(#52) Evidence-Based Recommendations for Treating Tardive Dyskinesia With a Vesicular Monoamine Transporter 2 (VMAT2) Inhibitor

Abstract: Two vesicular monoamine transporter 2 (VMAT2) inhibitors, valbenazine and deutetrabenazine, are approved for the treatment of tardive dyskinesia (TD). Current treatment guidelines and consensus panels recommend the use of these medications as first line in individuals who have TD, regardless of symptom severity (mild or moderate/severe). The efficacy, safety, and tolerability of VMAT2 inhibitors are well-established in TD, but valbenazine and deutetrabenazine are different drugs. A narrative review of the evidence for both medications is presented. Topics to be covered include the following: pharmacology and pharmacokinetics; available formulations and dosing requirements; potential drug-drug interactions (or lack thereof); and available data in special populations, including adults ≥65 years of age and those with renal or hepatic impairment. Understanding these medications, including their differences, will help clinicians make more informed decisions when discussing TD treatment options with patients.
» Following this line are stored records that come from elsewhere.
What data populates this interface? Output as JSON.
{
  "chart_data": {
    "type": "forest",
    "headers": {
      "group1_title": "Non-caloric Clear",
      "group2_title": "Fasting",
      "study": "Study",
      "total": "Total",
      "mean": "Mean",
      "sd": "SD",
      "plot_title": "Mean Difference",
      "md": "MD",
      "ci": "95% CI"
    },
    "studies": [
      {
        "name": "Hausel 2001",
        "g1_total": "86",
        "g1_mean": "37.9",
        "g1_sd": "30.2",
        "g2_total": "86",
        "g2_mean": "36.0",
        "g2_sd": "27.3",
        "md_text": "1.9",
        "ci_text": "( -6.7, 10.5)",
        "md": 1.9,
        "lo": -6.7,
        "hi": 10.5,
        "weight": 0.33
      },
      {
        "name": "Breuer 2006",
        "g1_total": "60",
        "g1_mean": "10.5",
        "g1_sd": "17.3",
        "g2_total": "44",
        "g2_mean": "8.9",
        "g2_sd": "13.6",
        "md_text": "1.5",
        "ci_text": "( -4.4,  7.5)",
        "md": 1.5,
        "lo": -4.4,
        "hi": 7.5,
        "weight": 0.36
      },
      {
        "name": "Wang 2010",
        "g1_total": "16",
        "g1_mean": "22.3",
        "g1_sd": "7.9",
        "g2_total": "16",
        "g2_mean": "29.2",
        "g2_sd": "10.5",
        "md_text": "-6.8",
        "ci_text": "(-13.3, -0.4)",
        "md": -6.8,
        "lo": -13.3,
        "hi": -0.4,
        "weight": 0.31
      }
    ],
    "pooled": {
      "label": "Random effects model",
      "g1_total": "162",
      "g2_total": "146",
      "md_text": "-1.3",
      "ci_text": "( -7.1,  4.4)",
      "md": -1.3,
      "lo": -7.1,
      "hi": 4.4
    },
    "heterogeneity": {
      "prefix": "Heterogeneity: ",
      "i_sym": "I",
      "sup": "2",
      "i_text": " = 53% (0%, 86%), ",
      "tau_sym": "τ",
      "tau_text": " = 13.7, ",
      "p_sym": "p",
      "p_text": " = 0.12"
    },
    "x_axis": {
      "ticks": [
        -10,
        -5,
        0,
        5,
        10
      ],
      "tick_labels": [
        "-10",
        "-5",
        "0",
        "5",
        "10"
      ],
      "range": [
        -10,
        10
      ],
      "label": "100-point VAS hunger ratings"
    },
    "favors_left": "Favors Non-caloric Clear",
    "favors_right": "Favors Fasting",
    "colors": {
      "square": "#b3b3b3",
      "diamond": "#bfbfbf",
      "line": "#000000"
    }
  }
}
Short Description: Two vesicular monoamine transporter 2 (VMAT2) inhibitors, valbenazine and deutetrabenazine, are approved for the treatment of tardive dyskinesia (TD). The efficacy, safety, and tolerability of both medications are well established in TD. However, valbenazine and deutetrabenazine are different medications, each with a specific pharmacological profile, available formulations, dosing schedules, and available data in special populations. This narrative review describes their differences, with support from published evidence.

Name of Sponsoring Organization(s): Neurocrine Biosciences, Inc.